Kollontaï (1872-1952)

Alexandra Kollontaï

Socialiste russe à partir de 1899, spécialisée dans les questions féminines, auteur de nombreux ouvrages sur la question, Kollontaï nait dans une famille bourgeoise où elle reçoit une éducation très traditionelle. A partir de 1893, elle découvre le mouvement ouvrier russe. En 1896, elle part étudier à Zürich où elle devient marxiste. Après la scission de la social-démocratie russe, elle hésite longuement puis rejoindra les menchéviques pour un temps. Mais en 1915, elle passe dans le camp bolchévique en raison de ses positions internationalistes.
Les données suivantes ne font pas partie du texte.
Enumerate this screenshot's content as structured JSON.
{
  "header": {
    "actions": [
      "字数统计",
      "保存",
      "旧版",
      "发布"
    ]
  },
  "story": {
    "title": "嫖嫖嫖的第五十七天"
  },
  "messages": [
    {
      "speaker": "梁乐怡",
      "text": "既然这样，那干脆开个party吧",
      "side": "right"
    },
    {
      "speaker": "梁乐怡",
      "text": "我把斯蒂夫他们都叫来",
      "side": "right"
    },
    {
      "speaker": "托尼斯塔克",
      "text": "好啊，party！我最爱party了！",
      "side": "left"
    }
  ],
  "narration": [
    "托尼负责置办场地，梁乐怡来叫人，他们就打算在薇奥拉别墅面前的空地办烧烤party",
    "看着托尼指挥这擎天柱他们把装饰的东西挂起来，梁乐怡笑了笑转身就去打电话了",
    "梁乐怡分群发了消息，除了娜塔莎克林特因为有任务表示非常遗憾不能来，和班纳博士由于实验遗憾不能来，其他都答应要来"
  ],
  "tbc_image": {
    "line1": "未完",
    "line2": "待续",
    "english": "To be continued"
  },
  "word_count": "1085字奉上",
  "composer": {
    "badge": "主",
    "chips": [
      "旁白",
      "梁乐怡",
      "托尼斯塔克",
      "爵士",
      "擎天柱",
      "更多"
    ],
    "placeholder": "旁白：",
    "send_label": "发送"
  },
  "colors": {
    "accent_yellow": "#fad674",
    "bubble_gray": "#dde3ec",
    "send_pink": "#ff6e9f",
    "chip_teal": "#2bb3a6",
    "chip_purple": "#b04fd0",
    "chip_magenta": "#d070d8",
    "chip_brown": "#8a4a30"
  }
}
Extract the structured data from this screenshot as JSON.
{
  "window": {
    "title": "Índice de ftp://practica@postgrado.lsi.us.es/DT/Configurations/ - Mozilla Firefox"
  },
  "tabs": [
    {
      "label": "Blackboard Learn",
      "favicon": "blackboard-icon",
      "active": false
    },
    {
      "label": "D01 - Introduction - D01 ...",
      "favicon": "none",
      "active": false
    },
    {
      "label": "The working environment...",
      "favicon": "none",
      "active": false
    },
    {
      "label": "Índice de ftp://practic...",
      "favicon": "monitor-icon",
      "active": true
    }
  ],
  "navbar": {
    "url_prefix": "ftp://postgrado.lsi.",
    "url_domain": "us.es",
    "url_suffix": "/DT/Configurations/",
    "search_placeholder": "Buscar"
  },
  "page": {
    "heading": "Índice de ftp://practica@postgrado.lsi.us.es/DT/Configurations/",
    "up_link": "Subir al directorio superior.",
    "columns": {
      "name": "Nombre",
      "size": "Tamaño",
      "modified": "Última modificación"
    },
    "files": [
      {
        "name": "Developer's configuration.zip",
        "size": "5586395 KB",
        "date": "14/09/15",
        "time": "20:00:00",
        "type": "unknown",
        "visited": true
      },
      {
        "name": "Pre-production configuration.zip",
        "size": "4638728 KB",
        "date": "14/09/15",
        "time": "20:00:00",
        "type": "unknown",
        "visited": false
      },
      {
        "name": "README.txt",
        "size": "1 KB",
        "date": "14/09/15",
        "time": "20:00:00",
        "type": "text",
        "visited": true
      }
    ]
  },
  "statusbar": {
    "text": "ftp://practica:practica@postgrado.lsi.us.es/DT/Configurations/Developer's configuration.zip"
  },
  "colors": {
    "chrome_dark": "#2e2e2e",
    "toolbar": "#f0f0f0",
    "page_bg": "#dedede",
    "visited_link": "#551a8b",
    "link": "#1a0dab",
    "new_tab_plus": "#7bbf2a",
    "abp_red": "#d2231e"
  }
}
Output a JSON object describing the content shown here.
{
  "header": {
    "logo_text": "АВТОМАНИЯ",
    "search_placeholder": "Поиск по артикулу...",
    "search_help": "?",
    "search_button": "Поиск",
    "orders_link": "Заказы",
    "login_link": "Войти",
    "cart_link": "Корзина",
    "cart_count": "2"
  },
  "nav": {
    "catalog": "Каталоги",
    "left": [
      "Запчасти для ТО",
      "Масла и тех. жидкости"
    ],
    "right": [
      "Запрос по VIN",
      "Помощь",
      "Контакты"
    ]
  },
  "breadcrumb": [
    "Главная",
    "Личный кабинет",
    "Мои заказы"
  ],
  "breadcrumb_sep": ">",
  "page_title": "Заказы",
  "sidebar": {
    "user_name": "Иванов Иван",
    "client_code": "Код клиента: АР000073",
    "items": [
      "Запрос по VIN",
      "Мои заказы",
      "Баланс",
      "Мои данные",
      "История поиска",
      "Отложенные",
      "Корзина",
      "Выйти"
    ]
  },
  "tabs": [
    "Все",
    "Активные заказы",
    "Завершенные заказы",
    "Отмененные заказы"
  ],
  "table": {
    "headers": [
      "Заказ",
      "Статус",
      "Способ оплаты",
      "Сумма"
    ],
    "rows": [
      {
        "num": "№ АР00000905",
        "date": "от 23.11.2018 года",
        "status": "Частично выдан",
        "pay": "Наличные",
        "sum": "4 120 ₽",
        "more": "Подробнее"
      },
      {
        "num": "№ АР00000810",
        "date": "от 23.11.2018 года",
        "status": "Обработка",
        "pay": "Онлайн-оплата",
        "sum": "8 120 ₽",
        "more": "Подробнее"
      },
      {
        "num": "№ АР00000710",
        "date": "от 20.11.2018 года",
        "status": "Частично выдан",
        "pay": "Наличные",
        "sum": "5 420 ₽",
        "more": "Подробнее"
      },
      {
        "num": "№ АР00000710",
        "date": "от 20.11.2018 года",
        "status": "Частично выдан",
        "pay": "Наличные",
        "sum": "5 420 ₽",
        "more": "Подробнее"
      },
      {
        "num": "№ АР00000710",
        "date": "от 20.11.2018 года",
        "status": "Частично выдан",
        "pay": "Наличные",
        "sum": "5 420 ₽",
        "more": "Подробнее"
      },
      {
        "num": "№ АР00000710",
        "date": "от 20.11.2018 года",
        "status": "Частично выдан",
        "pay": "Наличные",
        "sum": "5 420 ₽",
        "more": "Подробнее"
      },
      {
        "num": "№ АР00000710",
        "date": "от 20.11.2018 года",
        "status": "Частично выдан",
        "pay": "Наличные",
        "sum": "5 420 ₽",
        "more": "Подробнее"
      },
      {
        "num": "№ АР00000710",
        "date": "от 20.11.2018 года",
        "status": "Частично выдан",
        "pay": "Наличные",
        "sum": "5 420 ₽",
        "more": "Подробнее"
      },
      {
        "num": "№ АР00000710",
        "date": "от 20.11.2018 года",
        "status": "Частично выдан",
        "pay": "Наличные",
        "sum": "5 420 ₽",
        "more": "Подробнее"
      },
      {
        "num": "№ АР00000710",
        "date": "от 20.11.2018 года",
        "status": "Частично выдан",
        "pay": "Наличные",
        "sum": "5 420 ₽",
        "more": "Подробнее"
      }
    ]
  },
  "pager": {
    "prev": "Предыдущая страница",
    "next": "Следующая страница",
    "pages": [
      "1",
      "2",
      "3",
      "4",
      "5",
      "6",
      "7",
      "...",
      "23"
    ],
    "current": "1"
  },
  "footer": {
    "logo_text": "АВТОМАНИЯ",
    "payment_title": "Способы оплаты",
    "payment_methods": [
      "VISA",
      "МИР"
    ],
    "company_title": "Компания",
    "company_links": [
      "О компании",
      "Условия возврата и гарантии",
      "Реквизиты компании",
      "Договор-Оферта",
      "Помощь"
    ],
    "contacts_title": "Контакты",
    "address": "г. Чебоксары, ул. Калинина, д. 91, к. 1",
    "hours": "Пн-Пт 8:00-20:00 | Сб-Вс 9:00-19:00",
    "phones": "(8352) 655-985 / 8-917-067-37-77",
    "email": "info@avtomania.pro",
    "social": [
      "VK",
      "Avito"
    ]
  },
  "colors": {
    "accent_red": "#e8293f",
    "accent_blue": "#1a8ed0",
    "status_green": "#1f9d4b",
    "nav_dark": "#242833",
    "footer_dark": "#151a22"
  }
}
Tout au long de l’année 1917 Kollontaï soutient inconditionnellement Lénine, vote notamment en faveur de l’insurrection contre Zinoviev et Kamenev. Nommée commissaire du peuple à l’Assistance publique [Santé] de novembre 1917 à mars 1918, elle organise de nombreuses conférences ainsi que le 1° congrès panrusse des ouvrières, puis fonde l’Opposition Ouvrière avec A. Chliapnikov. Sa brochure sur ladite opposition est traduite en anglais et en fait connaître les thèses prémonitoires à l’étranger, thèses qui en 1920-1921 dénoncent la bureaucratisation du régime et demandaient le retour au contrôle ouvrier de la production. Militante du droit de vote des femmes et du droit à l’avortement, ses positions féministes avancées ne sont pas du goût de tous dans la Russie, fut-elle bolchevique, de l’époque.

Moyen de l’écarter de la vie politique soviétique (l’Opposition ouvrière est de toute façon dissoute), elle occupe à partir de 1923-24 divers postes dans la diplomatie. Elle devient la première ambassadrice de l’histoire, obtient la reconnaissance de l’URSS par la Norvège, le retour en URSS de l’or déposé par Kerensky dans les banques suédoises, et négocie l’armistice en Finlande en 1944.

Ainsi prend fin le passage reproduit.